In the weeks leading to the wedding, Lucy hosts the first get-together for the brand-new book club. There are just four of us for that first meeting. It’s Lucy, me, Marta, and Marta’s friend Lori Johnson, who owns the restaurant Ooba’s.
We discuss the book that Lucy has picked, The Pulpwood Queens’ Tiara-Wearing, Book-Sharing Guide to Life, and it’s the perfect book with which to start our new group, warm and bighearted. Reading the book makes you feel as if you’re sitting with a close girlfriend talking about life and what we women need.
It’s also the antithesis of the books we read in our former book club.
“I think my favorite part of the book is when Kathy Patrick writes that women shouldn’t feel bad for choosing to be stay-at-home moms.” Lucy flips open her book. “I think it’s on page eighteen where she says that serving others is a calling.”
“I liked that section, too,” I agree. “I’ve always felt a little apologetic for wanting to volunteer and working at school, but I like being involved at school and with the girls. It makes me feel good to volunteer. It makes me feel good to help others.”

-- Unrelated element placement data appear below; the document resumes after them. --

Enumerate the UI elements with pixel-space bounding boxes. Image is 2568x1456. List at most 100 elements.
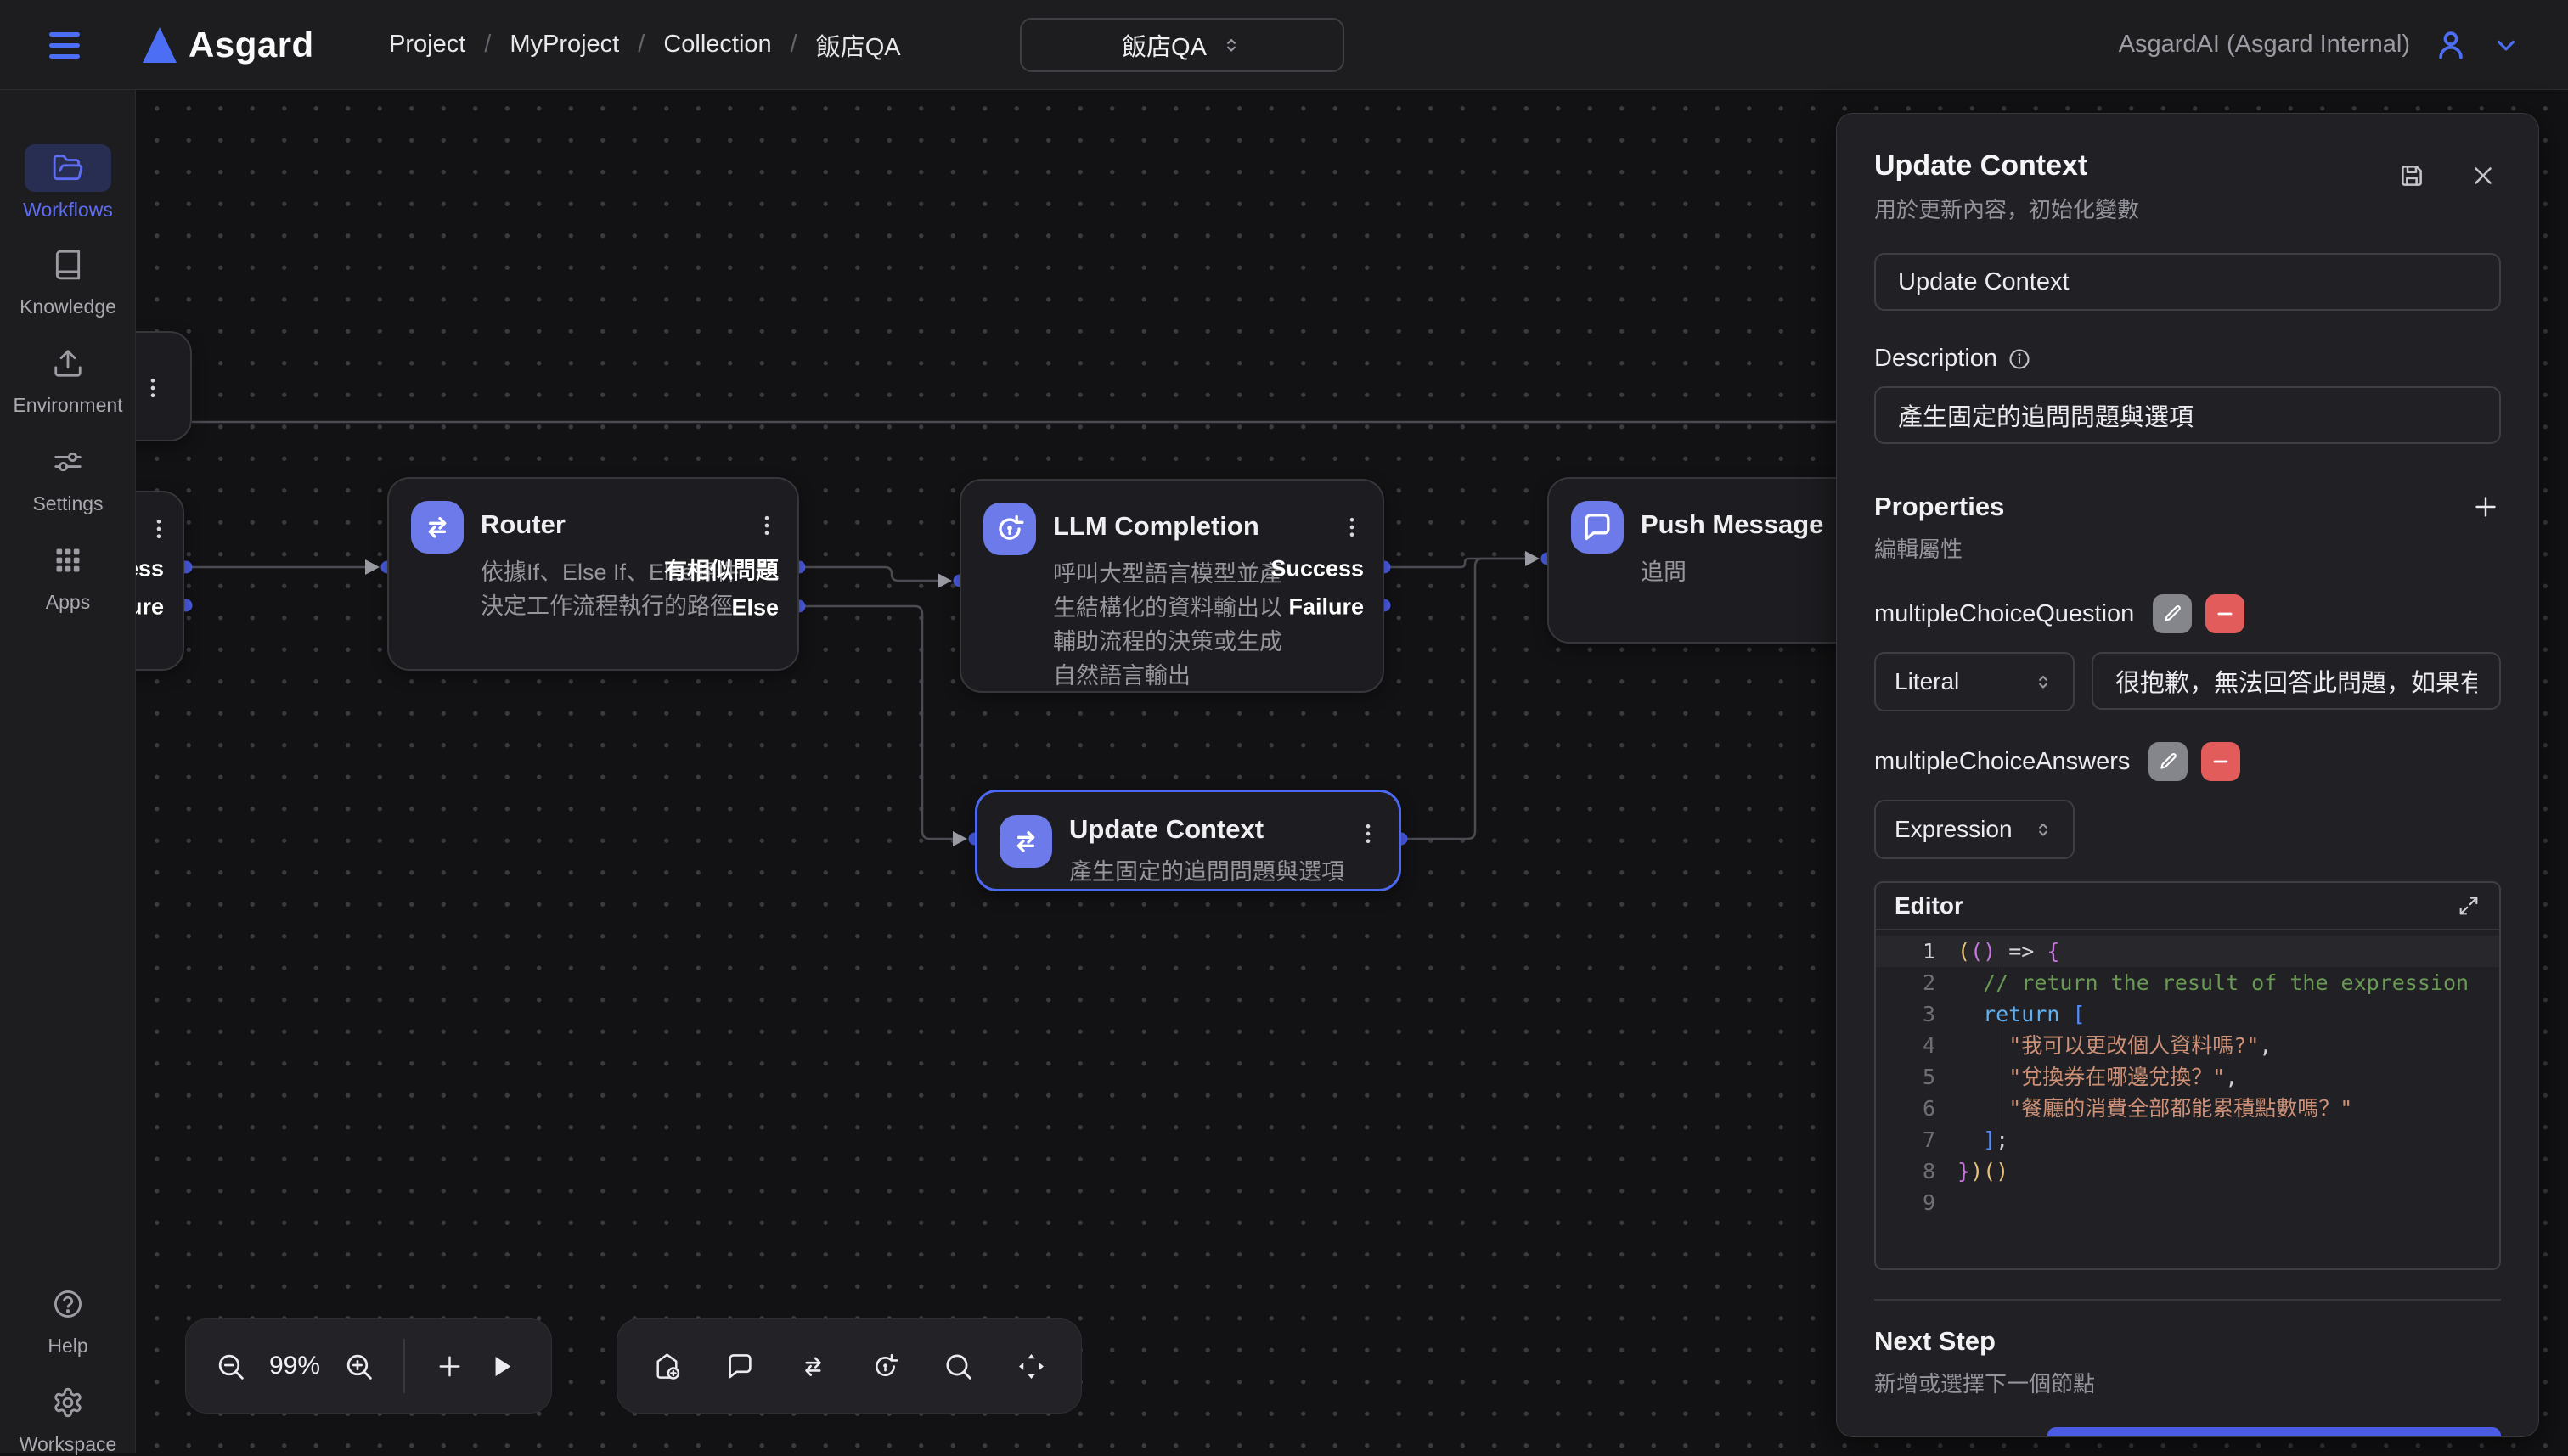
search-icon[interactable] bbox=[943, 1351, 974, 1382]
node-update-context[interactable]: Update Context產生固定的追問問題與選項 bbox=[975, 790, 1401, 891]
run-workflow-icon[interactable] bbox=[486, 1351, 517, 1382]
node-menu-icon[interactable] bbox=[755, 506, 779, 545]
property-type-select[interactable]: Literal bbox=[1874, 652, 2075, 711]
breadcrumb-workflow[interactable]: 飯店QA bbox=[816, 27, 901, 63]
edit-property-button[interactable] bbox=[2153, 594, 2192, 633]
sidebar-item-settings[interactable]: Settings bbox=[0, 438, 136, 515]
brand-name: Asgard bbox=[189, 25, 314, 65]
sidebar-item-environment[interactable]: Environment bbox=[0, 340, 136, 417]
node-menu-icon[interactable] bbox=[147, 509, 171, 548]
properties-heading: Properties bbox=[1874, 492, 2004, 522]
node-name-input[interactable] bbox=[1874, 253, 2501, 311]
toolbar-divider bbox=[403, 1339, 405, 1393]
sidebar-item-apps[interactable]: Apps bbox=[0, 537, 136, 614]
node-title: LLM Completion bbox=[1053, 511, 1259, 542]
llm-icon bbox=[983, 503, 1036, 555]
output-handle-label: 有相似問題 bbox=[664, 553, 779, 586]
sidebar-item-help[interactable]: Help bbox=[0, 1280, 136, 1358]
edit-property-button[interactable] bbox=[2148, 742, 2188, 781]
code-line: 7 ]; bbox=[1876, 1124, 2499, 1155]
breadcrumb-separator: / bbox=[638, 31, 645, 59]
account-name: AsgardAI (Asgard Internal) bbox=[2119, 31, 2410, 59]
breadcrumb-myproject[interactable]: MyProject bbox=[510, 31, 619, 59]
tools-toolbar bbox=[617, 1318, 1082, 1414]
save-icon[interactable] bbox=[2397, 161, 2426, 190]
description-label: Description bbox=[1874, 345, 1997, 373]
top-navbar: Asgard Project / MyProject / Collection … bbox=[0, 0, 2568, 90]
breadcrumb: Project / MyProject / Collection / 飯店QA bbox=[389, 27, 901, 63]
output-handle-label: Success bbox=[136, 556, 164, 582]
node-menu-icon[interactable] bbox=[1340, 508, 1364, 547]
output-handle-label: Failure bbox=[136, 594, 164, 621]
asgard-logo-icon bbox=[143, 27, 177, 63]
breadcrumb-project[interactable]: Project bbox=[389, 31, 465, 59]
property-name: multipleChoiceQuestion bbox=[1874, 600, 2134, 628]
breadcrumb-separator: / bbox=[484, 31, 491, 59]
node-add-icon[interactable] bbox=[651, 1351, 683, 1382]
zoom-level: 99% bbox=[267, 1352, 323, 1380]
code-line: 1(() => { bbox=[1876, 936, 2499, 967]
zoom-in-icon[interactable] bbox=[343, 1351, 374, 1382]
close-icon[interactable] bbox=[2469, 161, 2498, 190]
panel-subtitle: 用於更新內容，初始化變數 bbox=[1874, 193, 2139, 224]
comment-icon[interactable] bbox=[724, 1351, 756, 1382]
add-icon[interactable] bbox=[434, 1351, 465, 1382]
info-icon[interactable] bbox=[2008, 347, 2031, 371]
node-menu-icon[interactable] bbox=[141, 368, 165, 408]
next-step-node-button[interactable]: Push Message bbox=[2047, 1427, 2501, 1437]
property-value-input[interactable] bbox=[2092, 652, 2501, 710]
user-icon[interactable] bbox=[2432, 26, 2469, 64]
sidebar-item-label: Knowledge bbox=[20, 295, 116, 318]
node-llm-completion[interactable]: LLM Completion呼叫大型語言模型並產生結構化的資料輸出以輔助流程的決… bbox=[960, 479, 1384, 693]
panel-title: Update Context bbox=[1874, 149, 2139, 183]
code-line: 9 bbox=[1876, 1187, 2499, 1218]
edge-arrowhead bbox=[1525, 551, 1540, 566]
sidebar-item-label: Help bbox=[48, 1335, 87, 1358]
sidebar-item-knowledge[interactable]: Knowledge bbox=[0, 241, 136, 318]
node-inspector-panel: Update Context 用於更新內容，初始化變數 Description … bbox=[1836, 113, 2539, 1437]
sidebar-item-workflows[interactable]: Workflows bbox=[0, 144, 136, 222]
remove-property-button[interactable] bbox=[2205, 594, 2244, 633]
sidebar-item-label: Environment bbox=[13, 394, 122, 417]
swap-o-icon[interactable] bbox=[797, 1351, 829, 1382]
move-icon[interactable] bbox=[1016, 1351, 1047, 1382]
description-input[interactable] bbox=[1874, 386, 2501, 444]
grid-icon bbox=[52, 544, 84, 576]
zoom-out-icon[interactable] bbox=[215, 1351, 246, 1382]
node-router[interactable]: Router依據If、Else If、Else條件決定工作流程執行的路徑有相似問… bbox=[387, 477, 799, 671]
remove-property-button[interactable] bbox=[2201, 742, 2240, 781]
sidebar-item-workspace[interactable]: Workspace bbox=[0, 1379, 136, 1456]
folder-icon bbox=[52, 152, 84, 184]
node-partial-top[interactable] bbox=[136, 331, 192, 441]
property-type-select[interactable]: Expression bbox=[1874, 800, 2075, 859]
node-title: Router bbox=[481, 509, 566, 540]
edge bbox=[1401, 559, 1536, 839]
edge-arrowhead bbox=[953, 831, 967, 846]
sidebar-item-label: Workflows bbox=[23, 199, 113, 222]
code-area[interactable]: 1(() => {2 // return the result of the e… bbox=[1876, 930, 2499, 1218]
menu-icon[interactable] bbox=[49, 28, 80, 62]
expression-editor[interactable]: Editor 1(() => {2 // return the result o… bbox=[1874, 881, 2501, 1270]
edge-arrowhead bbox=[938, 573, 952, 588]
select-chevrons-icon bbox=[2032, 671, 2054, 693]
workflow-select[interactable]: 飯店QA bbox=[1020, 18, 1344, 72]
breadcrumb-collection[interactable]: Collection bbox=[663, 31, 771, 59]
upload-icon bbox=[52, 347, 84, 379]
chat-icon bbox=[1571, 501, 1624, 554]
llm-o-icon[interactable] bbox=[870, 1351, 901, 1382]
swap-icon bbox=[1000, 815, 1052, 868]
add-property-icon[interactable] bbox=[2470, 492, 2501, 522]
node-menu-icon[interactable] bbox=[1356, 814, 1380, 853]
chevron-down-icon[interactable] bbox=[2492, 31, 2520, 59]
book-icon bbox=[52, 249, 84, 281]
next-step-subheading: 新增或選擇下一個節點 bbox=[1874, 1367, 2501, 1398]
next-step-heading: Next Step bbox=[1874, 1326, 2501, 1357]
select-chevrons-icon bbox=[2032, 818, 2054, 840]
expand-editor-icon[interactable] bbox=[2457, 894, 2481, 918]
sliders-icon bbox=[52, 446, 84, 478]
node-partial-left[interactable]: Success Failure bbox=[136, 491, 184, 671]
code-line: 2 // return the result of the expression bbox=[1876, 967, 2499, 998]
minus-icon bbox=[2210, 750, 2232, 773]
minus-icon bbox=[2214, 603, 2236, 625]
sidebar-item-label: Settings bbox=[32, 492, 103, 515]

“You know, Taylor, when I read those passages I actually thought of you,” Marta says. “I don’t remember the words verbatim, but it was something along the lines that women tend to hide their passion for everyday things, thinking people will think less of them for enjoying these things. I’ve said to you before, that we need people like you to care about our schools and our fund-raisers. We need women who love the everyday things as, God knows, there are women like me who don’t.”